PAGE 3
Unlighted Lamps
by
And back of Mary’s thinking there was an intense curiosity and a courageous determination toward adventure. She was like a little animal of the forest that has been robbed of its mother by the gun of a sportsman and has been driven by hunger to go forth and seek food. Twenty times during the year she had walked alone at evening in the new and fast growing factory district of her town. She was eighteen and had begun to look like a woman, and she felt that other girls of the town of her own age would not have dared to walk in such a place alone. The feeling made her somewhat proud and as she went along she looked boldly about.
Among the workers in Wilmott Street, men and women who had been brought to town by the furniture manufacturer, were many who spoke in foreign tongues. Mary walked among them and liked the sound of the strange voices. To be in the street made her feel that she had gone out of her town and on a voyage into a strange land. In Lower Main Street or in the residence streets in the eastern part of town where lived the young men and women she had always known and where lived also the merchants, the clerks, the lawyers and the more well-to-do American workmen of Huntersburg, she felt always a secret antagonism to herself. The antagonism was not due to anything in her own character. She was sure of that. She had kept so much to herself that she was in fact but little known. “It is because I am the daughter of my mother,” she told herself and did not walk often in the part of town where other girls of her class lived.
Mary had been so often in Wilmott Street that many of the people had begun to feel acquainted with her. “She is the daughter of some farmer and has got into the habit of walking into town,” they said. A red-haired, broad-hipped woman who came out at the front door of one of the houses nodded to her. On a narrow strip of grass beside another house sat a young man with his back against a tree. He was smoking a pipe, but when he looked up and saw her he took the pipe from his mouth. She decided he must be an Italian, his hair and eyes were so black. “Ne bella! si fai un onore a passare di qua,” he called waving his hand and smiling.
Mary went to the end of Wilmott Street and came out upon a country road. It seemed to her that a long time must have passed since she left her father’s presence although the walk had in fact occupied but a few minutes. By the side of the road and on top of a small hill there was a ruined barn, and before the barn a great hole filled with the charred timbers of what had once been a farmhouse. A pile of stones lay beside the hole and these were covered with creeping vines. Between the site of the house and the barn there was an old orchard in which grew a mass of tangled weeds.
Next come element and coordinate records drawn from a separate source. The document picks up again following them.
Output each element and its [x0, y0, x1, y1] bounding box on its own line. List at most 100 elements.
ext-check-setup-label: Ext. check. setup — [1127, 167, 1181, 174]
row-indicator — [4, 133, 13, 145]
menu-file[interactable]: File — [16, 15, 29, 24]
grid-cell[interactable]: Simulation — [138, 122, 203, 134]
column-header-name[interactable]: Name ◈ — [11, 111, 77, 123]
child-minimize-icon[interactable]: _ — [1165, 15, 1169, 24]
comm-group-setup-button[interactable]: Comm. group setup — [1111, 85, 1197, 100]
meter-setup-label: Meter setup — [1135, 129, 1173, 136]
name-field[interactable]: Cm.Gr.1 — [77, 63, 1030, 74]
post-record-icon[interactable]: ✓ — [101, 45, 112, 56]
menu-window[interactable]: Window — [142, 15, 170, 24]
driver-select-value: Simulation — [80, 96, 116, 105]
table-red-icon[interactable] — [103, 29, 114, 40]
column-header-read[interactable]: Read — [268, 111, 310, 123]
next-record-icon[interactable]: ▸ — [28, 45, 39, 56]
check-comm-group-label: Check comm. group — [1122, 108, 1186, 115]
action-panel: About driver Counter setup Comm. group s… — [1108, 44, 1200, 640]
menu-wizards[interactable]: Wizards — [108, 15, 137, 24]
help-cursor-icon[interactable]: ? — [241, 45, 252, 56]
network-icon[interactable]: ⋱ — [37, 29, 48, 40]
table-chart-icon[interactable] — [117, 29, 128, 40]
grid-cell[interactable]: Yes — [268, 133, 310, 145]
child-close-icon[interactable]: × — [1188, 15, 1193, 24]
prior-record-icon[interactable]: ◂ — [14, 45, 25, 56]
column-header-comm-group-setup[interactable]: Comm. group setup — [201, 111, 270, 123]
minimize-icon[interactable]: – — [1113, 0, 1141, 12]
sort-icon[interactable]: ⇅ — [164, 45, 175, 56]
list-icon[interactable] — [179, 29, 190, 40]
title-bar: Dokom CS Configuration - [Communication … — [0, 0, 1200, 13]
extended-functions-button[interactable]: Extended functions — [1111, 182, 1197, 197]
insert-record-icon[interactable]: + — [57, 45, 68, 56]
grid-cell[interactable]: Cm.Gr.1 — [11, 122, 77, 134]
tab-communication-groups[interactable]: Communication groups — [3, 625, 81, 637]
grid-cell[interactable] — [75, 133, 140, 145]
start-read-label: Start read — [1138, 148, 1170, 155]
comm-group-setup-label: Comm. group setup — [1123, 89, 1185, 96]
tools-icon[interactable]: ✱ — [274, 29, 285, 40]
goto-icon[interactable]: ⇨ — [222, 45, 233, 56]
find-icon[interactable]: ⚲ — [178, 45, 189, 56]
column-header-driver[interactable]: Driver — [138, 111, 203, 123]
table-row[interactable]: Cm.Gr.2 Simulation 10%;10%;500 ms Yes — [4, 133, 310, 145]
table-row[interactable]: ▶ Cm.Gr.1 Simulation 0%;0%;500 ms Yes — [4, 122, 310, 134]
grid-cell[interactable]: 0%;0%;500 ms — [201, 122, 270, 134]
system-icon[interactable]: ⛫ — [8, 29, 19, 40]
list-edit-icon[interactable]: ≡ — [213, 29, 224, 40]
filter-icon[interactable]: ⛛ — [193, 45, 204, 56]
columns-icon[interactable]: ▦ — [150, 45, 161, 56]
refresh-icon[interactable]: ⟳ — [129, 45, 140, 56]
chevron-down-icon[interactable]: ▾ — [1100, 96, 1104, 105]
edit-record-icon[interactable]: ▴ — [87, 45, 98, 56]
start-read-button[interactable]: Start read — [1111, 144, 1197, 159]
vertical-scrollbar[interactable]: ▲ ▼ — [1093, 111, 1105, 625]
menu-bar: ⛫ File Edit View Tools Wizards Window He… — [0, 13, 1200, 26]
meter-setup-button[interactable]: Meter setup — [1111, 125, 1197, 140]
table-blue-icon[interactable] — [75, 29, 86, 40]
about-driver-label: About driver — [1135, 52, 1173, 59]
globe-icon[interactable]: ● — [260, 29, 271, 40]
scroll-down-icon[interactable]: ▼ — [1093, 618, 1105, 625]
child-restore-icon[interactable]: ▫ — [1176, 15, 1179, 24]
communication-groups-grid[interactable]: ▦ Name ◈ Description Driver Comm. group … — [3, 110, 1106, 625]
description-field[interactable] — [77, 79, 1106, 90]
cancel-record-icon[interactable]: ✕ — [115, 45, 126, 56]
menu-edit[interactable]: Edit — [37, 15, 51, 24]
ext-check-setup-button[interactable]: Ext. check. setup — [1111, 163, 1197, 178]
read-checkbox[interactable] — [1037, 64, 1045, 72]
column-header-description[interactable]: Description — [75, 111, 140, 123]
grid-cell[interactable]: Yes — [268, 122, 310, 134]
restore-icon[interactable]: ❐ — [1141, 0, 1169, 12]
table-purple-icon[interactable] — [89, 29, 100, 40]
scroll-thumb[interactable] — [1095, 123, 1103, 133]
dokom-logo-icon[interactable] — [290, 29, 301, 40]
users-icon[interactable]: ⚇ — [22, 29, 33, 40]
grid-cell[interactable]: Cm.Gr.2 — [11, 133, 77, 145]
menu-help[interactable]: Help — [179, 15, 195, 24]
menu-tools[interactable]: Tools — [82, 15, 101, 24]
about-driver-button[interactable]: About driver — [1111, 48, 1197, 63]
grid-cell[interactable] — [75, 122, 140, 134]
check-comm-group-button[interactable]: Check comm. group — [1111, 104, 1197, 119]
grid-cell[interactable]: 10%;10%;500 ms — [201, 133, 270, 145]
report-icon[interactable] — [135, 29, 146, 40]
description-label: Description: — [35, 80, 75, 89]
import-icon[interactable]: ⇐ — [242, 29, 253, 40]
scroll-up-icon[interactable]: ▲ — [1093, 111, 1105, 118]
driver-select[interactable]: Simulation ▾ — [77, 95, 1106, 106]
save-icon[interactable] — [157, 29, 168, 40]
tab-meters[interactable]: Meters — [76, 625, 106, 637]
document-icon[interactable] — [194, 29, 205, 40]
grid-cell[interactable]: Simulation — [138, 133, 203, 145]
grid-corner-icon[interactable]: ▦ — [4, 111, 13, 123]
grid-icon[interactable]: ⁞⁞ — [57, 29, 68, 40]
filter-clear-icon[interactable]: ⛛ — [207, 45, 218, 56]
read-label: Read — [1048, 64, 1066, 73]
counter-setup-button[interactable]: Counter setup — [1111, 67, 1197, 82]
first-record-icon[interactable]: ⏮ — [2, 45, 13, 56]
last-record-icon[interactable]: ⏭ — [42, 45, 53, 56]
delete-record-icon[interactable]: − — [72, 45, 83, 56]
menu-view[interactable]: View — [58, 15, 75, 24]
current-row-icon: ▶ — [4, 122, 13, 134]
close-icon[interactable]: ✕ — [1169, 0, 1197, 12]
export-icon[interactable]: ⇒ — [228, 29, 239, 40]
Pushing her way in among the weeds, many of which were covered with blossoms, Mary found herself a seat on a rock that had been rolled against the trunk of an old apple tree. The weeds half concealed her and from the road only her head was visible. Buried away thus in the weeds she looked like a quail that runs in the tall grass and that on hearing some unusual sound, stops, throws up its head and looks sharply about.
The doctor’s daughter had been to the decayed old orchard many times before. At the foot of the hill on which it stood the streets of the town began, and as she sat on the rock she could hear faint shouts and cries coming out of Wilmott Street. A hedge separated the orchard from the fields on the hillside. Mary intended to sit by the tree until darkness came creeping over the land and to try to think out some plan regarding her future. The notion that her father was soon to die seemed both true and untrue, but her mind was unable to take hold of the thought of him as physically dead. For the moment death in relation to her father did not take the form of a cold inanimate body that was to be buried in the ground, instead it seemed to her that her father was not to die but to go away somewhere on a journey. Long ago her mother had done that. There was a strange hesitating sense of relief in the thought. “Well,” she told herself, “when the time comes I also shall be setting out, I shall get out of here and into the world.” On several occasions Mary had gone to spend a day with her father in Chicago and she was fascinated by the thought that soon she might be going there to live. Before her mind’s eye floated a vision of long streets filled with thousands of people all strangers to herself. To go into such streets and to live her life among strangers would be like coming out of a waterless desert and into a cool forest carpeted with tender young grass.